- Paul Anthony Jones
(suff.) an English suffix typically used to form adjectives from nouns
The –some at the end of awesome comes from an Old English suffix, –sum, that was used to form adjectives from nouns.
So something that literally inspires awe (noun) would be awesome (adjective). Someone fond of a quarrel would be quarrelsome. Something that is a burden would be burdensome. And handsome originally described something especially convenient or—quite literally—close at hand. Its etymological journey took it from meaning something useful to something seen as a welcome sight, and last of all, something or someone good-looking.
Among the many less well remembered words in this group are the likes of adventuresome (fond of adventure), shiversome (scary), murdersome (bloodthirsty), unthroughfaresome (impenetrable, or unable to be traversed), pranksome (fond of practical jokes) and even cuddlesome (deserving of an embrace). In some cases, however, it’s the root word to which the –some has been attached that has become obscured by history, not the final product.
Winsome, for instance, comes from a long-lost Old English word, wynn, that meant joy or delight. Its more modern equivalent, win, began to fall out of use in the sixteenth–seventeenth centuries, leaving winsome as something of an etymological relic today. The same goes for dolesome, meaning dreary or mournful, whose roots lie in the long-forgotten noun dole, meaning anguish or grief. And in toothsome, the connection is a more figurative one: toothsome means tasty, not ‘having many teeth’, and so it uses its root noun tooth metaphorically, to allude to a person’s appetite or liking. (We do precisely the same thing when we say someone has a sweet tooth.)
Although the main purpose of –some was to form adjectives, occasionally (and somewhat confusingly) it was added onto a word that was already an adjective.

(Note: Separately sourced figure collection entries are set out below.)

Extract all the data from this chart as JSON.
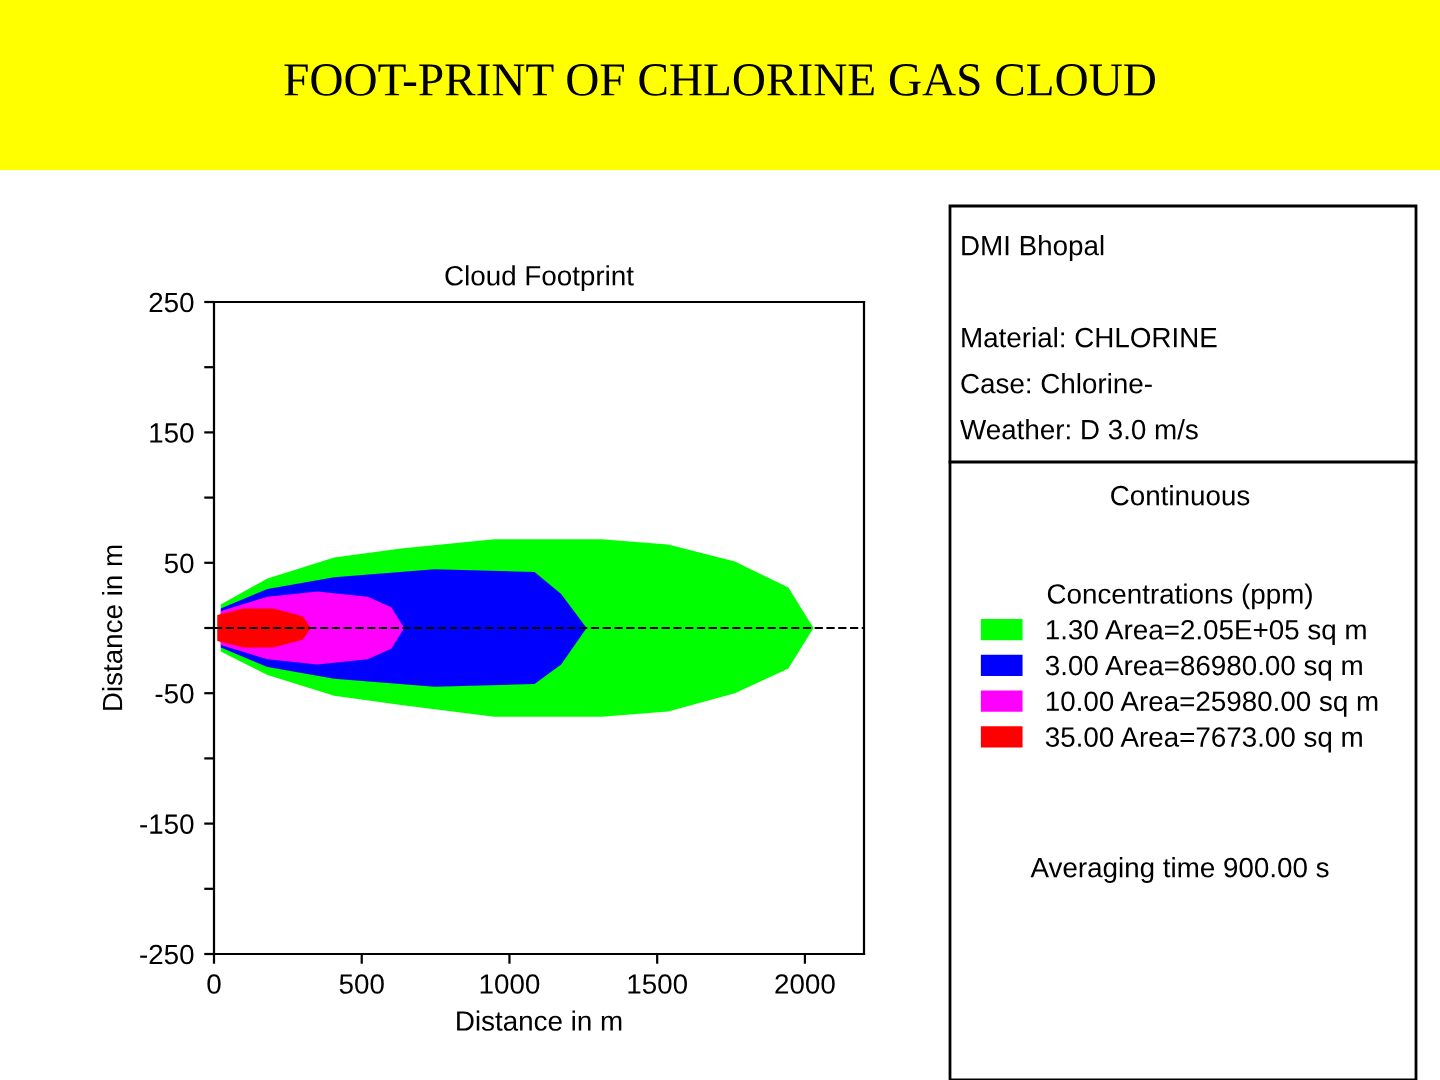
{
  "chart_data": {
    "type": "area",
    "title": "FOOT-PRINT OF CHLORINE GAS CLOUD",
    "subtitle": "Cloud Footprint",
    "xlabel": "Distance in m",
    "ylabel": "Distance in m",
    "legend_title": "Concentrations (ppm)",
    "annotations": [
      "DMI Bhopal",
      "Material: CHLORINE",
      "Case: Chlorine-",
      "Weather: D 3.0 m/s",
      "Continuous",
      "Averaging time 900.00 s"
    ],
    "series": [
      {
        "name": "1.30 Area=2.05E+05 sq m",
        "color": "#00ff00",
        "x": [
          23,
          181,
          407,
          633,
          949,
          1311,
          1537,
          1763,
          1944,
          2029
        ],
        "values": [
          18,
          38,
          54,
          61,
          68,
          68,
          64,
          51,
          31,
          0
        ]
      },
      {
        "color": "#00ff00",
        "x": [
          23,
          181,
          407,
          633,
          949,
          1311,
          1537,
          1763,
          1944,
          2029
        ],
        "values": [
          -18,
          -36,
          -52,
          -59,
          -68,
          -68,
          -64,
          -50,
          -31,
          0
        ]
      },
      {
        "name": "3.00 Area=86980.00 sq m",
        "color": "#0000ff",
        "x": [
          23,
          181,
          407,
          746,
          1085,
          1175,
          1261
        ],
        "values": [
          15,
          30,
          39,
          45,
          43,
          26,
          0
        ]
      },
      {
        "color": "#0000ff",
        "x": [
          23,
          181,
          407,
          746,
          1085,
          1175,
          1261
        ],
        "values": [
          -15,
          -30,
          -39,
          -45,
          -43,
          -28,
          0
        ]
      },
      {
        "name": "10.00 Area=25980.00 sq m",
        "color": "#ff00ff",
        "x": [
          23,
          181,
          350,
          520,
          600,
          644
        ],
        "values": [
          13,
          24,
          28,
          24,
          16,
          0
        ]
      },
      {
        "color": "#ff00ff",
        "x": [
          23,
          181,
          350,
          520,
          600,
          644
        ],
        "values": [
          -13,
          -24,
          -28,
          -24,
          -16,
          0
        ]
      },
      {
        "name": "35.00 Area=7673.00 sq m",
        "color": "#ff0000",
        "x": [
          11,
          100,
          200,
          300,
          328
        ],
        "values": [
          10,
          15,
          15,
          9,
          0
        ]
      },
      {
        "color": "#ff0000",
        "x": [
          11,
          100,
          200,
          300,
          328
        ],
        "values": [
          -10,
          -15,
          -15,
          -9,
          0
        ]
      }
    ],
    "xlim": [
      0,
      2200
    ],
    "ylim": [
      -250,
      250
    ],
    "xticks": [
      0,
      500,
      1000,
      1500,
      2000
    ],
    "yticks": [
      250,
      {
        "value": 200,
        "label": null
      },
      150,
      {
        "value": 100,
        "label": null
      },
      50,
      {
        "value": 0,
        "label": null
      },
      -50,
      {
        "value": -100,
        "label": null
      },
      -150,
      {
        "value": -200,
        "label": null
      },
      -250
    ],
    "ref_lines": [
      {
        "axis": "y",
        "value": 0,
        "color": "#000000",
        "line_style": "dashed"
      }
    ],
    "grid": false,
    "legend": "right"
  }
}
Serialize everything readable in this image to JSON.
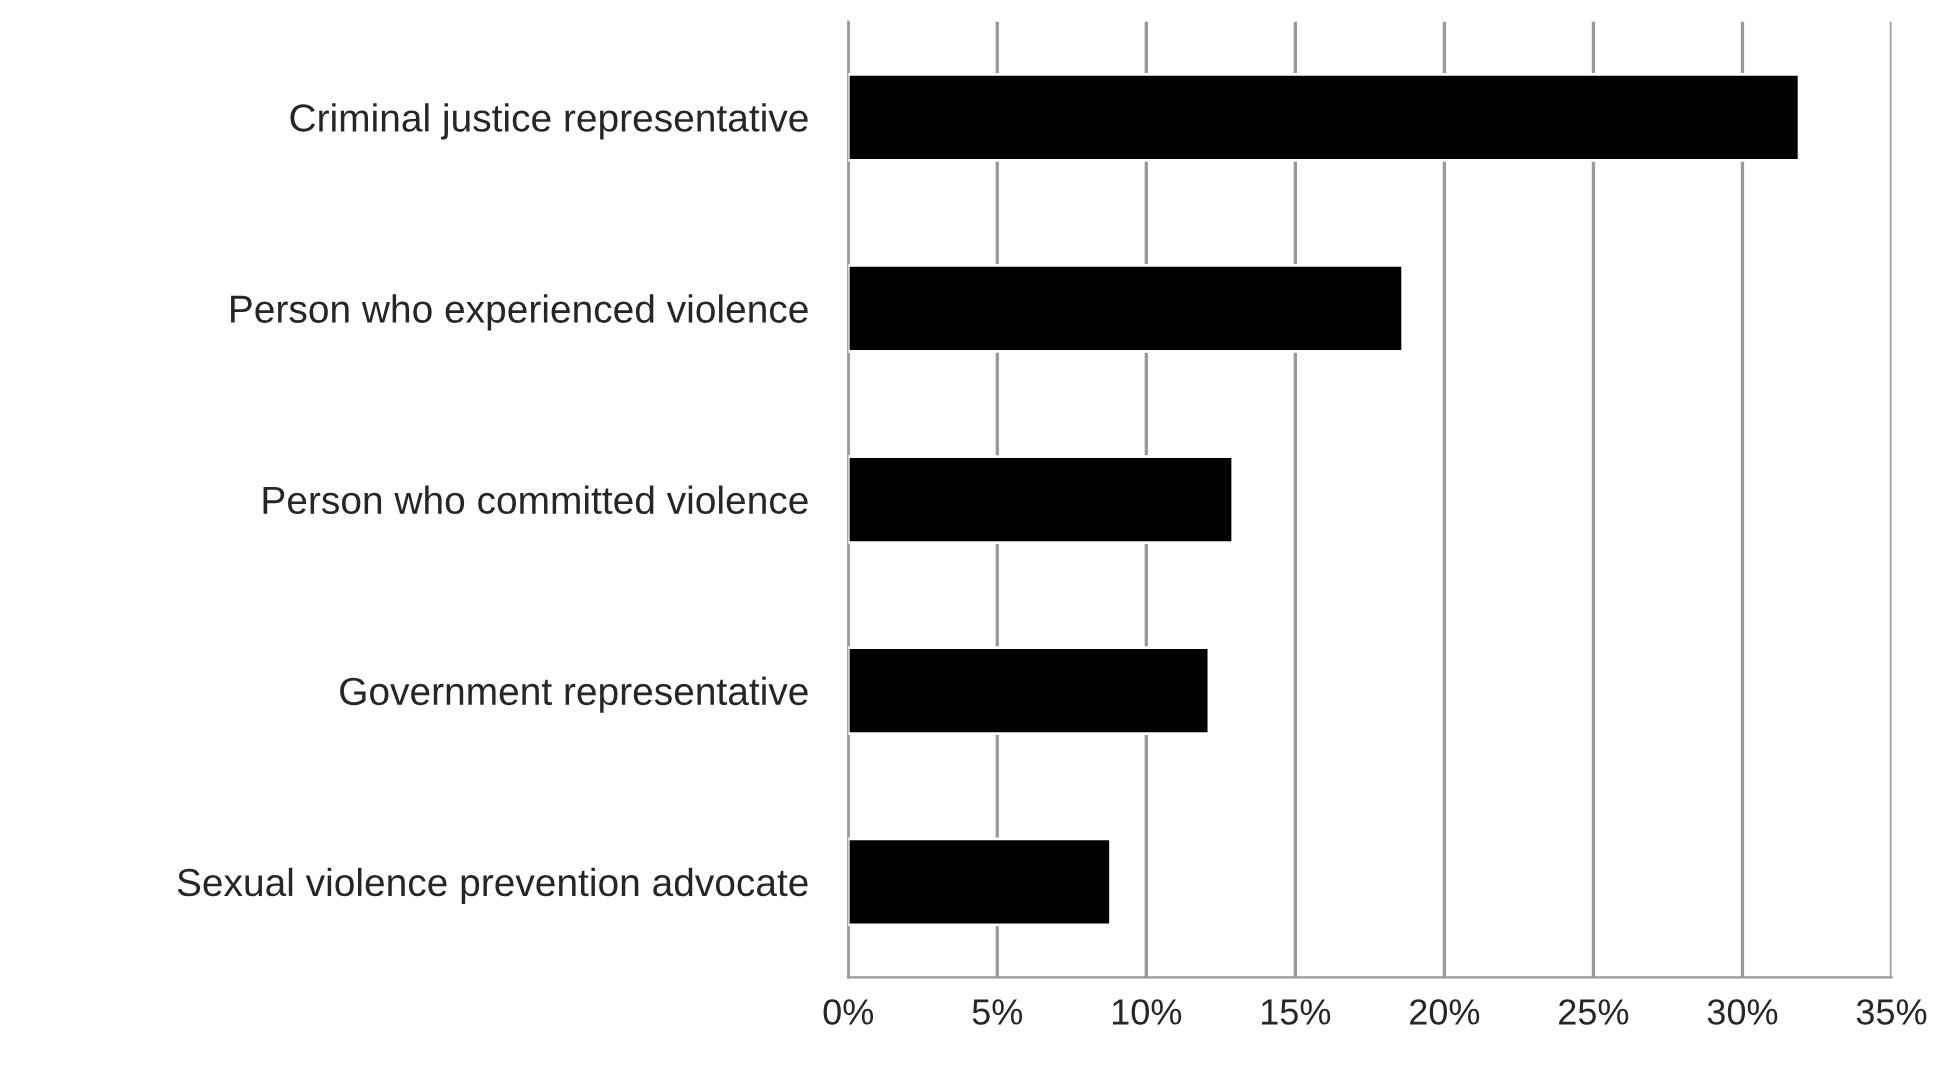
{
  "chart_data": {
    "type": "bar",
    "orientation": "horizontal",
    "categories": [
      "Criminal justice representative",
      "Person who experienced violence",
      "Person who committed violence",
      "Government representative",
      "Sexual violence prevention advocate"
    ],
    "values": [
      31.9,
      18.6,
      12.9,
      12.1,
      8.8
    ],
    "color": "#000000",
    "xlim": [
      0,
      35
    ],
    "xticks": [
      {
        "value": 0,
        "label": "0%"
      },
      {
        "value": 5,
        "label": "5%"
      },
      {
        "value": 10,
        "label": "10%"
      },
      {
        "value": 15,
        "label": "15%"
      },
      {
        "value": 20,
        "label": "20%"
      },
      {
        "value": 25,
        "label": "25%"
      },
      {
        "value": 30,
        "label": "30%"
      },
      {
        "value": 35,
        "label": "35%"
      }
    ],
    "grid": "x"
  }
}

It was this that gave us words such as wearisome, wholesome, and fulsome. In cases like this, the etymological connection between the two parts is more meta. Something that is wearisome will make you feel weary. Something that is wholesome will essentially make you feel whole. And fulsome originally meant copious or plentiful before the convolutions of our language turned its meaning into a more negative one. By the 1500s, it was being used to mean nauseating, disgusting, or plentiful to the point of sickening excess, but the word has since come full circle so that when we talk of “fulsome praise” today, we tend to mean it in a positive way.
In some later words, the rules were bent even further and –some came to be attached to a verb, rather than a noun or an adjective. The likes of irksome, cumbersome, and meddlesome were all coined this way—as was gruesome, which comes from a Middle English verb, gruen, that meant to shudder with fear.
And the Old English verb bugen, meaning to bend or bow, likewise took the –sum ending to make an adjective, buhsum, that was used to describe someone who was humble or servilely obedient (in the sense that they would ‘bend’ to another person’s will or request). In time this original meaning slackened, and the word came to describe someone who was merely helpfully or friendlily compliant; then someone who was noticeably jolly and pleasant-natured; and lastly someone who was attractive or pleasingly curvaceous. The word we’ve ended up with today, ultimately, is buxom.